The edge convolution is actually a dynamic convolution, which recomputes the graph for each layer using nearest neighbors in the feature space. Luckily, :pyg:`PyG` comes with a GPU accelerated batch-wise k-NN graph generation method named :meth:`torch_geometric.nn.pool.knn_graph`:
from torch_geometric.nn import knn_graph
class DynamicEdgeConv(EdgeConv):
def __init__(self, in_channels, out_channels, k=6):
super().__init__(in_channels, out_channels)
self.k = k
def forward(self, x, batch=None):
edge_index = knn_graph(x, self.k, batch, loop=False, flow=self.flow)
return super().forward(x, edge_index)
Here, :meth:`~torch_geometric.nn.pool.knn_graph` computes a nearest neighbor graph, which is further used to call the :meth:`forward` method of :class:`~torch_geometric.nn.conv.EdgeConv`.
This leaves us with a clean interface for initializing and calling this layer:
conv = DynamicEdgeConv(3, 128, k=6)
x = conv(x, batch)
Imagine we are given the following :obj:`~torch_geometric.data.Data` object:
import torch
from torch_geometric.data import Data
edge_index = torch.tensor([[0, 1],
[1, 0],
[1, 2],
[2, 1]], dtype=torch.long)
x = torch.tensor([[-1], [0], [1]], dtype=torch.float)
data = Data(x=x, edge_index=edge_index.t().contiguous())
Try to answer the following questions related to :class:`~torch_geometric.nn.conv.GCNConv`:
- What information does :obj:`row` and :obj:`col` hold?
- What does :meth:`~torch_geometric.utils.degree` do?
- Why do we use :obj:`degree(col, ...)` rather than :obj:`degree(row, ...)`?
- What does :obj:`deg_inv_sqrt[col]` and :obj:`deg_inv_sqrt[row]` do?
- What information does :obj:`x_j` hold in the :meth:`~torch_geometric.nn.conv.MessagePassing.message` function?

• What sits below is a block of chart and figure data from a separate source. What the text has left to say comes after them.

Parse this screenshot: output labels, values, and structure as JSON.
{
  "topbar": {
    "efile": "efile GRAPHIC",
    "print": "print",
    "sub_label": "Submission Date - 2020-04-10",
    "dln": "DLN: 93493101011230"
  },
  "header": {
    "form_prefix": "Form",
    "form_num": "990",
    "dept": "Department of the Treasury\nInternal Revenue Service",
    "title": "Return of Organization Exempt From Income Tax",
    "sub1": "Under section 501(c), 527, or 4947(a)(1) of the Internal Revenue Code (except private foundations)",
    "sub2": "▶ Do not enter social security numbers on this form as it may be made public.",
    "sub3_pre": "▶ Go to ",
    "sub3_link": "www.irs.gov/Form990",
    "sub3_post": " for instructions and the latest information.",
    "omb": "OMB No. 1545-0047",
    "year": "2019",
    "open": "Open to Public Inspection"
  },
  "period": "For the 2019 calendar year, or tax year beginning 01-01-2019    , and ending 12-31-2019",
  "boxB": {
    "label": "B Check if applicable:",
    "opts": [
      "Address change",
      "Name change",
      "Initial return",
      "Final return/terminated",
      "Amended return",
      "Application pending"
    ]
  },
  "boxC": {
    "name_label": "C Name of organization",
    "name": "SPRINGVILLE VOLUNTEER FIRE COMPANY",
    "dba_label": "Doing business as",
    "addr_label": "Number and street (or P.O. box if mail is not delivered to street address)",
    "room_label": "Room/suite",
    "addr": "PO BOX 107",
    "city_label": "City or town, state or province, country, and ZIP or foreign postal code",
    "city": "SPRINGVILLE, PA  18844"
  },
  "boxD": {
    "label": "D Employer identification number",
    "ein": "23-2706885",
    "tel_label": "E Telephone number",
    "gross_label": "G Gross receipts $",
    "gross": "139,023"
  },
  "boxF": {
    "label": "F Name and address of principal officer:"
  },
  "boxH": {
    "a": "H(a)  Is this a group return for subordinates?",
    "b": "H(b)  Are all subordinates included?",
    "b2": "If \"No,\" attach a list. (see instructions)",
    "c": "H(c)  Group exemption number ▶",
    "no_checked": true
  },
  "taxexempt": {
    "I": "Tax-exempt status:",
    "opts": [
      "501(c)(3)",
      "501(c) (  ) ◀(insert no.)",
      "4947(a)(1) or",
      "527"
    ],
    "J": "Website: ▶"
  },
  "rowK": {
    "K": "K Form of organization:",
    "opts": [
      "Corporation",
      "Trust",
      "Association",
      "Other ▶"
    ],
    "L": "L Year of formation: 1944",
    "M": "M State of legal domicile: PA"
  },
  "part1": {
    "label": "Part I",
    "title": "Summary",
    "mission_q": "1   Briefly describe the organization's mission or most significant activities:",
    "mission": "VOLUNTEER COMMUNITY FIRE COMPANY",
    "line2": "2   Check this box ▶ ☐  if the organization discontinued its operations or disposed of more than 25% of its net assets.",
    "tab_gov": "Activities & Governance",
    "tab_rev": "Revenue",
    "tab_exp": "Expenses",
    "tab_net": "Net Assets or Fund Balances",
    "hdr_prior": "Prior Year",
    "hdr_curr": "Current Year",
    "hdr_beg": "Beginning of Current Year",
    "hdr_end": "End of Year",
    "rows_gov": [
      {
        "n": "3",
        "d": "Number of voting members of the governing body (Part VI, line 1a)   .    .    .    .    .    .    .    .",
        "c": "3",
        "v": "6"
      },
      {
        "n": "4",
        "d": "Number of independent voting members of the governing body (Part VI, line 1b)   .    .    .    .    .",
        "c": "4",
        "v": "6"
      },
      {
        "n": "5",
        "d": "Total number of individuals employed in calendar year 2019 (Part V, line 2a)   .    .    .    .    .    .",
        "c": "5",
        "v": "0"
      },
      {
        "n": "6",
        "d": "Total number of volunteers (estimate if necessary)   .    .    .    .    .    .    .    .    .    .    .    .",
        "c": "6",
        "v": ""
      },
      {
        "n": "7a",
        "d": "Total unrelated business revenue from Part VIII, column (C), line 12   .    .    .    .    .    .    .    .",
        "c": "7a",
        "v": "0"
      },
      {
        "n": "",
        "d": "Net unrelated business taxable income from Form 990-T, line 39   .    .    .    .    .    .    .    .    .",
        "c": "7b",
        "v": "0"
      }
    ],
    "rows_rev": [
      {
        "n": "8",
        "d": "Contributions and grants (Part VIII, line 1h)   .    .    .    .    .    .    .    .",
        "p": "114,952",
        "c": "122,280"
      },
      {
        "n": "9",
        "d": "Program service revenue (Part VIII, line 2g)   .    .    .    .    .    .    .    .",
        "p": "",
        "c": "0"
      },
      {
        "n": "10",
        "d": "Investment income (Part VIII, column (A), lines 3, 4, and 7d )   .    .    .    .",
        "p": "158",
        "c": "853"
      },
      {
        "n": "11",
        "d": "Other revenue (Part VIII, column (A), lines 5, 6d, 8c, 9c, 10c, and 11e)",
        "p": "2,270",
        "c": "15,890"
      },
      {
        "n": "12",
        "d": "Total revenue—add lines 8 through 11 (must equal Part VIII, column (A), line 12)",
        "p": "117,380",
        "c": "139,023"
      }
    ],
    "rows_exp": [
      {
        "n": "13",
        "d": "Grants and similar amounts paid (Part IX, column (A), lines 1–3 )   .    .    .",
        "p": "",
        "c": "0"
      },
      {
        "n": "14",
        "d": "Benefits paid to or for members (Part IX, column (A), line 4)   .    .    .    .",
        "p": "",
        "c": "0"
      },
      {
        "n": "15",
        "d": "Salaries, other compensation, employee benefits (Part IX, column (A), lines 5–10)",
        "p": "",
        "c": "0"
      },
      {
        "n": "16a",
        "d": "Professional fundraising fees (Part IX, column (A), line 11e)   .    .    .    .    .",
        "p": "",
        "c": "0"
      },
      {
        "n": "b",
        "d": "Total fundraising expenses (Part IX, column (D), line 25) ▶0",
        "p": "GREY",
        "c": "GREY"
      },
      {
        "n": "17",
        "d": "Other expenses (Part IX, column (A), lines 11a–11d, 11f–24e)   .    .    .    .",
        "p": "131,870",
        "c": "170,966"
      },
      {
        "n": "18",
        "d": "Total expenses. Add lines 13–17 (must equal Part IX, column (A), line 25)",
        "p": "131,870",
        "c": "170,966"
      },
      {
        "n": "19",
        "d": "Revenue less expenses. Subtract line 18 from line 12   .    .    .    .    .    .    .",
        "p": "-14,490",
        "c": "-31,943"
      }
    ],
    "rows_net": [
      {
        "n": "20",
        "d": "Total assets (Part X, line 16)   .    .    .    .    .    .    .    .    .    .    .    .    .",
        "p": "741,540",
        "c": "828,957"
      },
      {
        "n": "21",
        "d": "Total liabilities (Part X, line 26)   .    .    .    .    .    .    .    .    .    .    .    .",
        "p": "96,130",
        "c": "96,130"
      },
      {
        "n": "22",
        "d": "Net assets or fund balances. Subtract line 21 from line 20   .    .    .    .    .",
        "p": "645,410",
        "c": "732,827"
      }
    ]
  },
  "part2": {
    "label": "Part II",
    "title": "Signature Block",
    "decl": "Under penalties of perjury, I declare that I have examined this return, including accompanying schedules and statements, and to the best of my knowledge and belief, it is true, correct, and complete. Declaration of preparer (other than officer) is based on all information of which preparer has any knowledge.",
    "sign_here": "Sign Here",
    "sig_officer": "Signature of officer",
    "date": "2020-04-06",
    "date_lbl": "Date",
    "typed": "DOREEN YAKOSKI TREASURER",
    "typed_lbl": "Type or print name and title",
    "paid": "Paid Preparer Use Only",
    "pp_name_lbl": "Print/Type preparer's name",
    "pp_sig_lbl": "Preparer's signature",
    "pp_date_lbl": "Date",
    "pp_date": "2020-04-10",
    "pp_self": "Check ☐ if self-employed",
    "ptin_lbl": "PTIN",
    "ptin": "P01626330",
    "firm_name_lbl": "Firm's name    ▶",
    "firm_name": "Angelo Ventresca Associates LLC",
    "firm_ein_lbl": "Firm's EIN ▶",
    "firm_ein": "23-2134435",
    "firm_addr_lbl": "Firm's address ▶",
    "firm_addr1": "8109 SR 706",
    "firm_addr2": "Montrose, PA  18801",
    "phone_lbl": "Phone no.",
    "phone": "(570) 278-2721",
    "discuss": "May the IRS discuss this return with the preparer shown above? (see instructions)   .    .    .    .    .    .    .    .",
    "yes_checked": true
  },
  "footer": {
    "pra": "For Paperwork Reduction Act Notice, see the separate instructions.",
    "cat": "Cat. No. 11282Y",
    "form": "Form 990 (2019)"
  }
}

If :obj:`self.lin` denotes the identity function, what is the exact content of :obj:`x_j`?
- Add an :meth:`~torch_geometric.nn.conv.MessagePassing.update` function to :class:`~torch_geometric.nn.conv.GCNConv` that adds transformed central node features to the aggregated output.
Try to answer the following questions related to :class:`~torch_geometric.nn.conv.EdgeConv`:
- What is :obj:`x_i` and :obj:`x_j - x_i`?
- What does :obj:`torch.cat([x_i, x_j - x_i], dim=1)` do? Why :obj:`dim = 1`?